Ultra 7 265K stock clocks with D2D/NGU at 32x until Intel updates arrive

My favorite from the ones I've had would be my dual Tualatin PIII system with DDR. The MSI motherboard I have didn't have voltage controls so I had to connect pins (used copper leads from christmas light bulbs) on the CPU to increase voltage for overclocking. This system was extremely fast for it's time and if it could have clocked higher (could only get ~1.55GHz) probably would have lasted longer even with games not being able to use multiple threads. It was fun at LAN parties though to have people pulling stuff off my system and never notice because one CPU was handling the game and the other everything else.

It became my first server box and ran until it was replaced by a SNB Xeon based system in ~2011. It hasn't been powered on in probably a decade but is still in storage.

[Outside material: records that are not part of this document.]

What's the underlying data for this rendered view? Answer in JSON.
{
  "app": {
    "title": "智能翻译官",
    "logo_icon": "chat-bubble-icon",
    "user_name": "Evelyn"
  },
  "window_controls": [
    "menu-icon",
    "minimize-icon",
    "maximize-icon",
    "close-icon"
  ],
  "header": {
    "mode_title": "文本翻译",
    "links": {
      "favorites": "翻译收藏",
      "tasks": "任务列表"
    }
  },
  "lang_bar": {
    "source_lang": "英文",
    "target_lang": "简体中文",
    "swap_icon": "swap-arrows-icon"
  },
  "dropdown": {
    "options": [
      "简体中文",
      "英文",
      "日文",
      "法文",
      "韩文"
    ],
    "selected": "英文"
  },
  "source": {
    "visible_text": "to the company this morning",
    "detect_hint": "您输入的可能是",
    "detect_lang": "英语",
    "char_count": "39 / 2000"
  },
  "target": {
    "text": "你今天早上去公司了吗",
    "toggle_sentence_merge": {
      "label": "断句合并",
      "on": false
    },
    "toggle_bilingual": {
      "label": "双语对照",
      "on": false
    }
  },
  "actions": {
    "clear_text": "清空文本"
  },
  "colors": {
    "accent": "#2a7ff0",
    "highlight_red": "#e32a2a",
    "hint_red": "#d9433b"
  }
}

I doubt the 265K will end up passing the Tualatin system, but part of the reason I got it is all the new levers with which to tweak the system. I really like the optimization aspect of putting together my own systems so all the new things to mess around with really appeals.
 
1090T was my fave but now my new CPU 7900X3D is playing 4K Games with no problem.
Yeah, Man. I have my old sentimental favorites and all, but, i am certain I'll look back at this 9800x3d quite fondly. It's been a good while since a chip has performed this well compared to it's peers. Really all the v-cache chips can say that over these last couple years. But Holy Hell this 9800x3d is insane.
 
That's a golden chip! Very jealous.
That was decent clocks, but a lot of people with them Phenom II duallies seem to clock that high. A 980BE from the box was so hot, 4ghz was pretty average. I managed to squeeze 6.3ghz on LN2.

AM2 through AM3+ is a spectacular platform. I recommend it for OC hobbiests. In fact the transition from s939 to AM2 was made very interesting by AsRock with AM2 Dual Sata II which you could get an AM2 Riser card and upgrade the Cpu and memory on the same s939 NB chipset. Which is probably one of the rare (est/er) pieces of hardware to find to date. I have long waited to see the board and riser card for sale, I feel I'll be dead long before I ever get a chance to experience that first hand. I did have the board, but blew up a FX-55 and the board with a failed volt mod. At the time, an expensive mistake. :shadedshu:
 
i5 3570K but only because I didnt get a Sandy Bridge, and it was newer. A huge advancement in gaming perf. OC on it was poor though.

7800X3D tops my chart, for doing similar but at even lower power 65w vs 77).